In the first position the overall surface area of a device 7 is minimal and in the second it is maximum, the proportion of the heat flux transmitted from the tube 5 to the double tube 6 consequently varying as a function of the angular position of the screens 11.

 However, in their position of maximum angular width, the set of screens 11, 12 can extend over a complete circumference.
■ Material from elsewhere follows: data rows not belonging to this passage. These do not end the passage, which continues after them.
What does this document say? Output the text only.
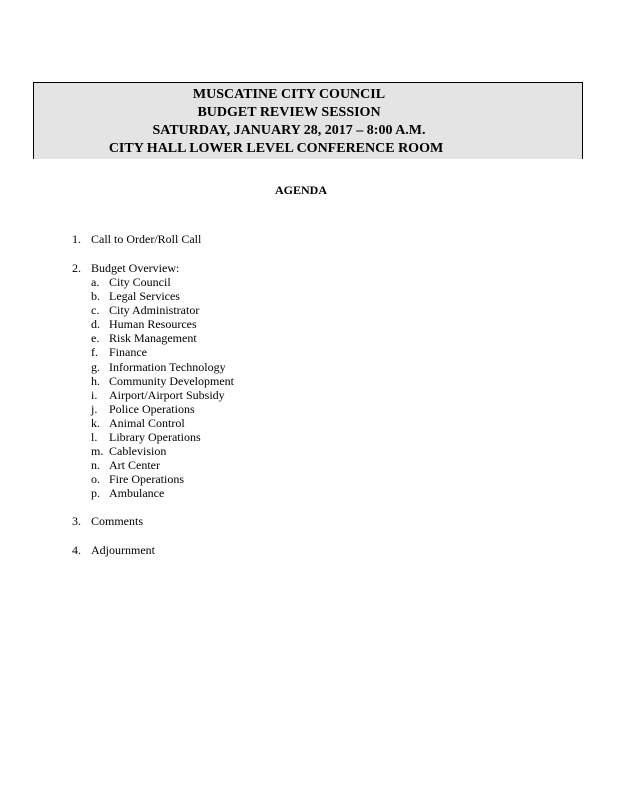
MUSCATINE CITY COUNCIL
BUDGET REVIEW SESSION
SATURDAY, JANUARY 28, 2017 – 8:00 A.M.
CITY HALL LOWER LEVEL CONFERENCE ROOM
AGENDA
1. Call to Order/Roll Call
2. Budget Overview:
a. City Council
b. Legal Services
c. City Administrator
d. Human Resources
e. Risk Management
f. Finance
g. Information Technology
h. Community Development
i. Airport/Airport Subsidy
j. Police Operations
k. Animal Control
l. Library Operations
m. Cablevision
n. Art Center
o. Fire Operations
p. Ambulance
3. Comments
4. Adjournment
 Movements of mobile screens It can be controlled automatically as a function of the overheating measured in the distributor and of the overall extracted heat flow, measured for example by the heating of the fluid circulating in the volume 6a inside the double tube 6. The means, not shown , drive in rotation of the screens They can be constituted by rotation drive members with pneumatic or hydraulic control.

Preferably all the mobile screens 11 are secured, for example at their upper ends, so that all of these screens move simultaneously.

 This device allows wide variations in the heat flux extracted from the liquid metal flowing in the tube 5 along the vertical arrow F: as a numerical example, if the temperature of the refractory tube 5 is around 1500-C, and if the diameter of this tube is 10cm, its length being 50cm, the cooling of liquid steel flowing through tube 5 at a rate of 20t / h, may reach -20 C.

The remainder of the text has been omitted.